Passionné par son travail qui, jusque là, le satisfaisait et le nourrissait de manière suffisante, Ethan est quelque peu surpris lorsque Tony Wexler, l'associé de son père, son bras droit, son ombre, son acolyte... - remplacez par le terme qui vous semble adéquat - l'informe que, dans un des logements des Muller courts, c'est-à-dire d'une propriété de la famille, ont été retrouvées des oeuvres pour le moins originales. C'est à contre-coeur que Ethan décide de s'y rendre pour, pense-t-il, simplement jeter un oeil. Ce qu'il découvrira dépassera largement ses attentes, et avant cela l'idée même qu'il pouvait un jour rencontrer un tel artiste. Car les dessins sont tout simplement stupéfiants. D'une rare beauté, d'une précision et d'une complexité telles qu'elle le laisse sans voix. Il en avait exposé des artistes, mais de cette trempe-là, jamais. Et de mettre la main sur de telles oeuvres, c'est comme si quelque part, elles étaient un peu son bébé. Car de facto, l'auteur reste introuvable. Un certain Victor Cracke, que personne n'a revu récemment, et que personne n'est capable de décrire, et en tout cas que le peu de personnes l'ayant croisé le décrivent de la même façon... Au terme d'une rapide enquête, Ethan lâchera l'affaire d'espérer un jour retrouver l'auteur de ces dessins. Et pourtant, il ne peut s'empêcher que de monter une exposition, et travaillera dur pour cela, accompagné, aidé et soutenu par son associée. Malgré quelques courriers reçus que l'on pourrait qualifier de bizarre - en ce qu'ils ne sont ni plus ni moins que des menaces à peine déguisées - Ethan tient bon et l'exposition verra le jour. A la suite de quoi il sera contacté par un ancien policier en retraite, qui l'invitera fortement à le rencontrer. Là encore réticent, Ethan finira par céder. Il se rendra compte que les dessins représentés par ce mystérieux auteur ne sont en fait que des reproductions de photos d'enfants disparus, retrouvés morts ou assassinés il y a de cela plusieurs décennies... Voilà de quoi refroidir notre galeriste, mais aussi et surtout piquer sa curiosité. Suffisamment pour qu'il reprenne l'enquête, aux côtés de ce policier en retraite et de sa fille, aujourd'hui Procureur.

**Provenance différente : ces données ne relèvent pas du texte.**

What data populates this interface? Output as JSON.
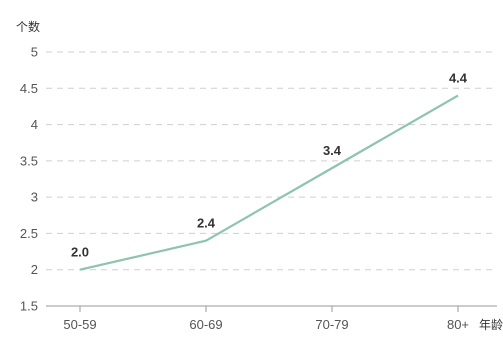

Si l'intrigue tient en haleine, le dénouement en revanche laisse un peu sur sa faim. De même, à moins que j'ai lu un peu vite, certains éléments soulevés pendant l'enquête ne sont pas résolus à la fin. Par ailleurs, nombreux sont les passages creux, qui ralentissent et alourdissent la lecture et le déroulement de l'énigme. Le départ, sur les chapeaux de roue, laisse finalement place à une lecture quasi mécanique, beaucoup moins piquante et palpitante. C'est un peu déçue que je referme les pages de ce livre, dont je salue malgré tout l'écriture - simple, accessible - et les retours en arrière, qui viennent de manière salutaire, donner un peu de peps à l'intrigue.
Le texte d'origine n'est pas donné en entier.